Répondant à une question relative à sa candidature, opposée à celle du général Mohamed Ould Abdel Aziz, Ely Ould Mohamed Vall précise: «ma candidature n’est, absolument, opposable à personne. Je me suis engagé politiquement, sur la base d’une solution nationale acceptable, pour aider à sortir le pays de la crise. Il ne s’agit pas d’une petite ambition personnelle visant à assouvir une quelconque soif de pouvoir. Le sens de ma candidature est d’offrir une alternative politique à la Mauritanie. Elle s’adresse à tous les citoyens, dans la richesse de leur diversité, pour aider à tourner, définitivement, la page douloureuse de la crise».
En fait, pour l’ancien chef de l’Etat, «le plus grand parti politique, c’est le peuple mauritanien.» Pour la frange de nos compatriotes organisés au sein des partis politiques, le candidat révèle qu’un «certain nombre de formations sont en phase et dans l’esprit de ma candidature». Il ajoute, alors: «nous continuerons à discuter, en fonction de l’évolution de la situation politique». Une manière de dire que les possibilités d’alliance, pour un éventuel second tour, sont parfaitement dans les calculs, tout en se gardant de donner plus de détails sur la stratégie de conquête. Lancé dans la politique, toutes voiles dehors, l’ancien chef de l’Etat n’écarte pas l’idée de fondation d’un parti, dans la perspective des prochaines batailles électorales : législatives, sénatoriales et municipales.

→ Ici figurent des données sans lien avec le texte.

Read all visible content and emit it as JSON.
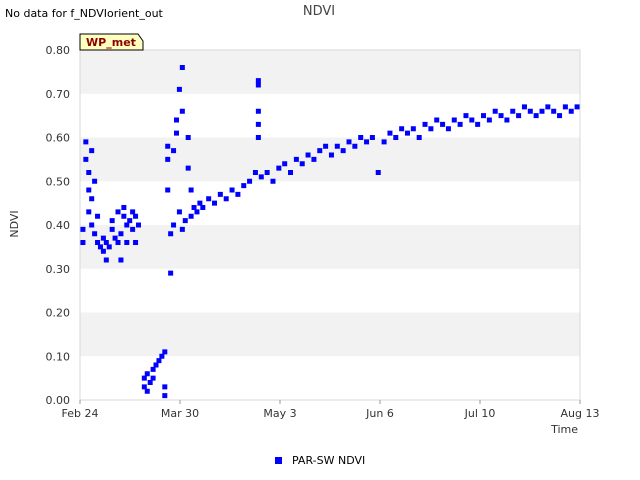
{
  "status_text": "No data for f_NDVIorient_out",
  "badge": "WP_met",
  "chart_data": {
    "type": "scatter",
    "title": "NDVI",
    "xlabel": "Time",
    "ylabel": "NDVI",
    "ylim": [
      0.0,
      0.8
    ],
    "yticks": [
      "0.00",
      "0.10",
      "0.20",
      "0.30",
      "0.40",
      "0.50",
      "0.60",
      "0.70",
      "0.80"
    ],
    "x_axis_type": "date",
    "xlim": [
      "2024-02-24",
      "2024-08-13"
    ],
    "xticks": [
      "Feb 24",
      "Mar 30",
      "May 3",
      "Jun 6",
      "Jul 10",
      "Aug 13"
    ],
    "grid": "alternating horizontal bands",
    "legend_position": "bottom-center",
    "series": [
      {
        "name": "PAR-SW NDVI",
        "color": "#0000ff",
        "marker": "square",
        "points": [
          [
            "2024-02-25",
            0.39
          ],
          [
            "2024-02-25",
            0.36
          ],
          [
            "2024-02-26",
            0.59
          ],
          [
            "2024-02-26",
            0.55
          ],
          [
            "2024-02-27",
            0.52
          ],
          [
            "2024-02-27",
            0.43
          ],
          [
            "2024-02-27",
            0.48
          ],
          [
            "2024-02-28",
            0.57
          ],
          [
            "2024-02-28",
            0.46
          ],
          [
            "2024-02-28",
            0.4
          ],
          [
            "2024-02-29",
            0.5
          ],
          [
            "2024-02-29",
            0.38
          ],
          [
            "2024-03-01",
            0.36
          ],
          [
            "2024-03-01",
            0.42
          ],
          [
            "2024-03-02",
            0.35
          ],
          [
            "2024-03-03",
            0.37
          ],
          [
            "2024-03-03",
            0.34
          ],
          [
            "2024-03-04",
            0.32
          ],
          [
            "2024-03-04",
            0.36
          ],
          [
            "2024-03-05",
            0.35
          ],
          [
            "2024-03-06",
            0.39
          ],
          [
            "2024-03-06",
            0.41
          ],
          [
            "2024-03-07",
            0.37
          ],
          [
            "2024-03-08",
            0.43
          ],
          [
            "2024-03-08",
            0.36
          ],
          [
            "2024-03-09",
            0.32
          ],
          [
            "2024-03-09",
            0.38
          ],
          [
            "2024-03-10",
            0.42
          ],
          [
            "2024-03-10",
            0.44
          ],
          [
            "2024-03-11",
            0.4
          ],
          [
            "2024-03-11",
            0.36
          ],
          [
            "2024-03-12",
            0.41
          ],
          [
            "2024-03-13",
            0.43
          ],
          [
            "2024-03-13",
            0.39
          ],
          [
            "2024-03-14",
            0.36
          ],
          [
            "2024-03-14",
            0.42
          ],
          [
            "2024-03-15",
            0.4
          ],
          [
            "2024-03-17",
            0.05
          ],
          [
            "2024-03-17",
            0.03
          ],
          [
            "2024-03-18",
            0.06
          ],
          [
            "2024-03-18",
            0.02
          ],
          [
            "2024-03-19",
            0.04
          ],
          [
            "2024-03-20",
            0.07
          ],
          [
            "2024-03-20",
            0.05
          ],
          [
            "2024-03-21",
            0.08
          ],
          [
            "2024-03-22",
            0.09
          ],
          [
            "2024-03-23",
            0.1
          ],
          [
            "2024-03-24",
            0.11
          ],
          [
            "2024-03-24",
            0.03
          ],
          [
            "2024-03-24",
            0.01
          ],
          [
            "2024-03-25",
            0.58
          ],
          [
            "2024-03-25",
            0.48
          ],
          [
            "2024-03-25",
            0.55
          ],
          [
            "2024-03-26",
            0.29
          ],
          [
            "2024-03-26",
            0.38
          ],
          [
            "2024-03-27",
            0.4
          ],
          [
            "2024-03-27",
            0.57
          ],
          [
            "2024-03-28",
            0.64
          ],
          [
            "2024-03-28",
            0.61
          ],
          [
            "2024-03-29",
            0.71
          ],
          [
            "2024-03-29",
            0.43
          ],
          [
            "2024-03-30",
            0.76
          ],
          [
            "2024-03-30",
            0.66
          ],
          [
            "2024-03-30",
            0.39
          ],
          [
            "2024-03-31",
            0.41
          ],
          [
            "2024-04-01",
            0.6
          ],
          [
            "2024-04-01",
            0.53
          ],
          [
            "2024-04-02",
            0.42
          ],
          [
            "2024-04-02",
            0.48
          ],
          [
            "2024-04-03",
            0.44
          ],
          [
            "2024-04-04",
            0.43
          ],
          [
            "2024-04-05",
            0.45
          ],
          [
            "2024-04-06",
            0.44
          ],
          [
            "2024-04-08",
            0.46
          ],
          [
            "2024-04-10",
            0.45
          ],
          [
            "2024-04-12",
            0.47
          ],
          [
            "2024-04-14",
            0.46
          ],
          [
            "2024-04-16",
            0.48
          ],
          [
            "2024-04-18",
            0.47
          ],
          [
            "2024-04-20",
            0.49
          ],
          [
            "2024-04-22",
            0.5
          ],
          [
            "2024-04-24",
            0.52
          ],
          [
            "2024-04-25",
            0.73
          ],
          [
            "2024-04-25",
            0.72
          ],
          [
            "2024-04-25",
            0.66
          ],
          [
            "2024-04-25",
            0.63
          ],
          [
            "2024-04-25",
            0.6
          ],
          [
            "2024-04-26",
            0.51
          ],
          [
            "2024-04-28",
            0.52
          ],
          [
            "2024-04-30",
            0.5
          ],
          [
            "2024-05-02",
            0.53
          ],
          [
            "2024-05-04",
            0.54
          ],
          [
            "2024-05-06",
            0.52
          ],
          [
            "2024-05-08",
            0.55
          ],
          [
            "2024-05-10",
            0.54
          ],
          [
            "2024-05-12",
            0.56
          ],
          [
            "2024-05-14",
            0.55
          ],
          [
            "2024-05-16",
            0.57
          ],
          [
            "2024-05-18",
            0.58
          ],
          [
            "2024-05-20",
            0.56
          ],
          [
            "2024-05-22",
            0.58
          ],
          [
            "2024-05-24",
            0.57
          ],
          [
            "2024-05-26",
            0.59
          ],
          [
            "2024-05-28",
            0.58
          ],
          [
            "2024-05-30",
            0.6
          ],
          [
            "2024-06-01",
            0.59
          ],
          [
            "2024-06-03",
            0.6
          ],
          [
            "2024-06-05",
            0.52
          ],
          [
            "2024-06-07",
            0.59
          ],
          [
            "2024-06-09",
            0.61
          ],
          [
            "2024-06-11",
            0.6
          ],
          [
            "2024-06-13",
            0.62
          ],
          [
            "2024-06-15",
            0.61
          ],
          [
            "2024-06-17",
            0.62
          ],
          [
            "2024-06-19",
            0.6
          ],
          [
            "2024-06-21",
            0.63
          ],
          [
            "2024-06-23",
            0.62
          ],
          [
            "2024-06-25",
            0.64
          ],
          [
            "2024-06-27",
            0.63
          ],
          [
            "2024-06-29",
            0.62
          ],
          [
            "2024-07-01",
            0.64
          ],
          [
            "2024-07-03",
            0.63
          ],
          [
            "2024-07-05",
            0.65
          ],
          [
            "2024-07-07",
            0.64
          ],
          [
            "2024-07-09",
            0.63
          ],
          [
            "2024-07-11",
            0.65
          ],
          [
            "2024-07-13",
            0.64
          ],
          [
            "2024-07-15",
            0.66
          ],
          [
            "2024-07-17",
            0.65
          ],
          [
            "2024-07-19",
            0.64
          ],
          [
            "2024-07-21",
            0.66
          ],
          [
            "2024-07-23",
            0.65
          ],
          [
            "2024-07-25",
            0.67
          ],
          [
            "2024-07-27",
            0.66
          ],
          [
            "2024-07-29",
            0.65
          ],
          [
            "2024-07-31",
            0.66
          ],
          [
            "2024-08-02",
            0.67
          ],
          [
            "2024-08-04",
            0.66
          ],
          [
            "2024-08-06",
            0.65
          ],
          [
            "2024-08-08",
            0.67
          ],
          [
            "2024-08-10",
            0.66
          ],
          [
            "2024-08-12",
            0.67
          ]
        ]
      }
    ]
  }
}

L’instabilité politique, un drame majeur pour la Mauritanie
Abordant la question de l’instabilité politique récurrente, l’ancien patron du CMJD qualifie cette réalité de «drame majeur et fléau pour le pays. Tant que nous n’aurons la capacité de stabiliser la Mauritanie, pour mettre tout le monde au travail, nous ne pourrons réaliser aucune œuvre de développement». Ely Ould Mohamed Vall identifie, à la source du mal, plusieurs raisons parmi lesquelles la faiblesse de la classe politique, vecteur d’intrusions, fréquentes, de l’armée, dans le jeu de distribution et de redistribution du pouvoir. En fait, il invite celle-là à plus de responsabilités, seule anti-dote contre les putschs de celle-ci. Le candidat rejette, cependant, l’idée selon laquelle l’armée serait un obstacle à la démocratie: «il appartient aux hommes politiques de ne pas créer de situation de crise qu’ils ne seraient pas capables de surmonter, risquant de précipiter le pays dans un gouffre sans fond. Une de leurs compétences, et non la moindre, est, justement, de trouver des solutions aux problèmes conjoncturels».
Abordant le volet relatif à son projet de société, son programme pour la bataille présidentielle du 18 juillet 2009, Ely Ould Mohamed Vall accorde une importance, capitale, «au renforcement de l’Etat de droit, par un meilleur ancrage de la démocratie, la réforme de la justice et la bonne gouvernance économique, qui est l’équité la plus générale et la plus généreuse. En sommes, mettre tous les citoyens à l’abri de l’inquisition, de l’arbitraire, de l’injustice, de la mise à l’écart économique et sociale». Au plan international, le candidat envisage de redonner à la Mauritanie un rôle diplomatique dynamique, pour mettre un terme à l’isolement actuel. La suite sera une remise sur les rails de l’économie nationale

Et le passif humanitaire…

Interpellé sur le passif humanitaire et la «solution» proposée par le général Mohamed Ould Abdel Aziz, le candidat Ely Ould Mohamed Vall rappelle les «tentatives de règlement», sous le règne de Maaouya Ould Sid’Ahmed Taya et de Sidi Mohamed Ould Cheikh Abdallahi. Suit, alors, une précision de la plus haute importance: «je suis favorable à toute action allant dans le sens du dépassement de certains problèmes et de la réconciliation nationale. Mais je considère que ces questions, générées par des évènements exceptionnels, ne doivent pas être traitées de n’importe quelle manière. En fait, il faut des réponses entreprises dans la sérénité, avec tout le recul que cela requiert. Elles ne doivent pas être abordées dans un esprit de confrontation, pendant un contexte d’exception. Car la finalité, c’est le consensus national. Ces événements ne concernent pas, en réalité, qu’une seule communauté nationale. Ils sonnent, comme un drame, pour toute la Nation. Il aurait fallu les régler, de manière globale, par des institutions élues et, donc, légitimes, dont les décisions sont opposables, à tous et à toutes, au niveau national et international. Je doute que la démarche entreprise récemment corresponde à ces critères. Mais, si ce qui a été fait peut contribuer au rapprochement des Mauritaniens, c’est tant mieux».
Ely Ould Mohamed Vall a, par ailleurs, parlé des relations entre la Mauritanie et la France, ancienne puissance coloniale. Il a, notamment, abordé le problème de la France-Afrique et des réseaux occultes, juste pour dire que «les rapports entre Etats doivent être basés sur la transparence».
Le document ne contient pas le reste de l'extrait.